MCP Server logo

MCP Server

by ningwenjie

The MCP (Multi-functional Computing Platform) server is a powerful backend service supporting file access, database connections, API integration, and vector database access. It is designed for integration with large language models like Qwen.

View on GitHub

Last updated: N/A

What is MCP Server?

The MCP server is a multi-functional backend platform designed to provide services such as file management, database connectivity (MongoDB), API integration, and vector database operations. It is specifically tailored for integration with large language models like Tongyi Qianwen (Qwen).

How to use MCP Server?

To use the MCP server, clone the repository, build and run the Docker container using Docker Compose. Then, interact with the server's API endpoints to perform file operations, database queries, API calls, and vector database searches. Example clients are provided for interacting with the server, including a Qwen client.

Key features of MCP Server

  • File Access (upload, download, list, delete)

  • Database Connection (MongoDB integration)

  • API Integration (external API calls)

  • Vector Database (storage and similarity search)

  • Docker Deployment (one-click deployment)
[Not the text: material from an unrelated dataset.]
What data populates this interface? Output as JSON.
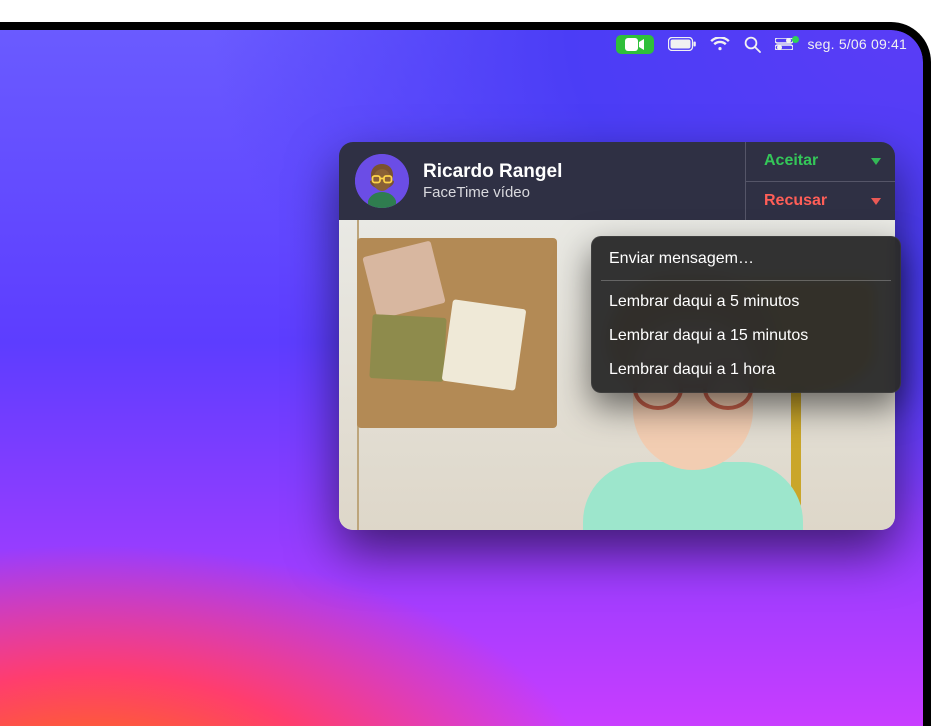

  • Tongyi Qianwen (Qwen) Integration

Use cases of MCP Server

  • Integrating file storage and retrieval with LLMs

  • Connecting LLMs to databases for knowledge retrieval

  • Enabling LLMs to interact with external APIs

  • Using vector databases for semantic search with LLMs

  • Building LLM-powered applications with a unified backend

FAQ from MCP Server

What databases are supported?

Currently, only MongoDB is supported for database connections.

How do I deploy the server?

The server can be easily deployed using the provided Docker Compose configuration.

Is there an API documentation?

Yes, detailed API documentation is available in the docs/api_docs.md file.

How do I integrate with Tongyi Qianwen?

The project provides a client library and examples for integrating with Tongyi Qianwen, located in the examples/ directory.

What are the key dependencies?

The key dependencies include Python 3.10+, FastAPI, Uvicorn, PyMongo, FAISS, and Docker.